On Monday I cried watching the footage stream across my screen.
On Tuesday I had nightmares about bombs.
This morning someone I know said he’d do whatever it takes to run the Boston Marathon next year. It was the seventh or eighth person I’d heard express a similar sentiment. One friend went online the day of the explosions in search of bibs for sale for the Marine Corps Marathon in D.C., which had sold out weeks ago in less than 2.5 hours. Another person tracked down a last-minute qualifying race to run before Boston’s September registration. A third pledged to run his first ever 26.2.
My heart broke on Monday. But the spirit of our country, of these runners, of anyone who woke up Tuesday to lace up their running shoes, is helping it heal. I hope that spirit can eventually help heal those who are truly broken, physically and emotionally, after Monday’s horror.
Last year was my first Boston Marathon. I barely qualified. I was so elated to be there. Proud. I remember that home stretch. My family was there behind the metal barriers, cheering. I looked, but couldn’t see them in the crowd. That feeling during the last quarter mile, when the finish line is in sight… it’s indescribable. It is all of your accomplishments and confidence and elation and utter exhaustion rolled into one last superhuman push to the end. Love and support emanates from the fans on the sidelines. The crowd carries you across the line. It’s historic. And it’s special.
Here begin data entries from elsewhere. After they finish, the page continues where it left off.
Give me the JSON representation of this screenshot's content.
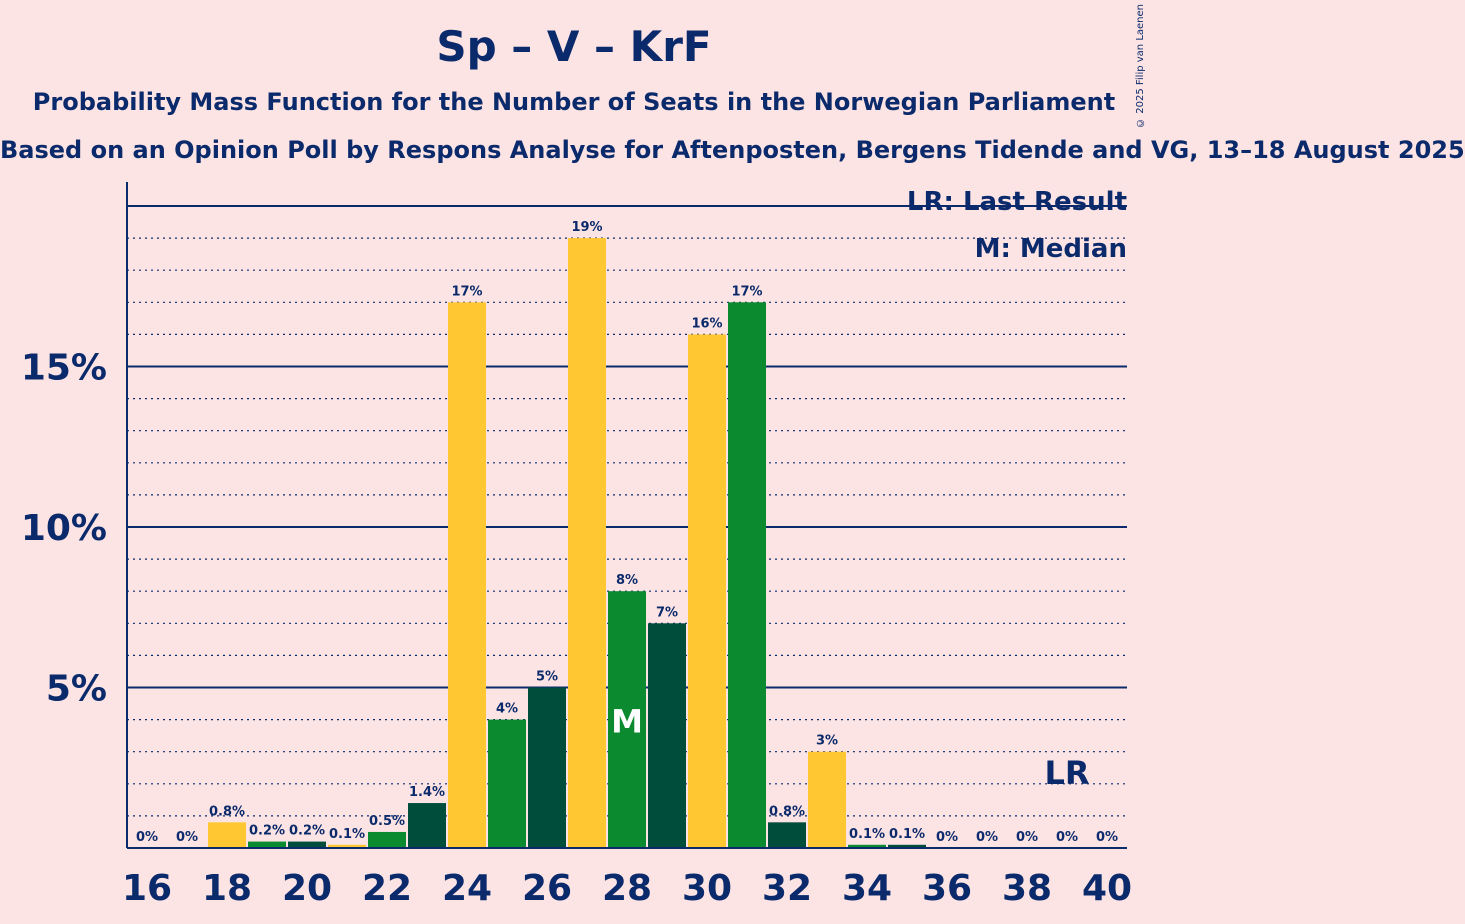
{
  "header": {
    "title": "Sp – V – KrF",
    "subtitle": "Probability Mass Function for the Number of Seats in the Norwegian Parliament",
    "subtitle2": "Based on an Opinion Poll by Respons Analyse for Aftenposten, Bergens Tidende and VG, 13–18 August 2025",
    "copyright": "© 2025 Filip van Laenen"
  },
  "legend": {
    "lr": "LR: Last Result",
    "median": "M: Median"
  },
  "colors": {
    "background": "#fde4e4",
    "axis": "#0b2a6b",
    "series": [
      "#0b8a2f",
      "#004d3c",
      "#ffc832"
    ]
  },
  "chart_data": {
    "type": "bar",
    "x": [
      16,
      17,
      18,
      19,
      20,
      21,
      22,
      23,
      24,
      25,
      26,
      27,
      28,
      29,
      30,
      31,
      32,
      33,
      34,
      35,
      36,
      37,
      38,
      39,
      40
    ],
    "values": [
      0,
      0,
      0.8,
      0.2,
      0.2,
      0.1,
      0.5,
      1.4,
      17,
      4,
      5,
      19,
      8,
      7,
      16,
      17,
      0.8,
      3,
      0.1,
      0.1,
      0,
      0,
      0,
      0,
      0
    ],
    "data_labels": [
      "0%",
      "0%",
      "0.8%",
      "0.2%",
      "0.2%",
      "0.1%",
      "0.5%",
      "1.4%",
      "17%",
      "4%",
      "5%",
      "19%",
      "8%",
      "7%",
      "16%",
      "17%",
      "0.8%",
      "3%",
      "0.1%",
      "0.1%",
      "0%",
      "0%",
      "0%",
      "0%",
      "0%"
    ],
    "x_tick_labels": [
      "16",
      "18",
      "20",
      "22",
      "24",
      "26",
      "28",
      "30",
      "32",
      "34",
      "36",
      "38",
      "40"
    ],
    "y_tick_labels": [
      "5%",
      "10%",
      "15%"
    ],
    "y_ticks": [
      5,
      10,
      15
    ],
    "ylim": [
      0,
      20.5
    ],
    "median": 28,
    "median_marker": "M",
    "last_result": 39,
    "last_result_marker": "LR",
    "grid": "dotted minor every 1%, solid major every 5%"
  }
}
Now, I feel sick thinking about those moments. I hurt inside because I will always have that triumph and that perfect memory, and all of that was cruelly and senselessly stripped away from Monday’s spectators and athletes. That feeling will never exist in the same way again. That race will never be the same. At every finish line, runners will always think of those we lost at the 2013 Boston Marathon. We will always hurt for them. Our country will always hurt for them.
I wondered, at first, if we could ever have a Boston Marathon again. I wondered if people would stop running organized races to avoid this scenario. I wondered about the security at the next race I’m signed up for. I worried about terrorists. I got angry. I hate that this evil is making me wonder these things. But when I think of all the people who got up and went running the next day, and of the people who decided, on Monday night, that this was the year they were going to run a marathon, and of the runners who kept running past the finish line to the nearest hospital to give blood… my spirit comes back a little bit.
This morning I packed my gym bag even as I, again, hurt for the victims and felt sick because of this evil. But if I’m going to qualify for the Boston Marathon next year, I need to start now.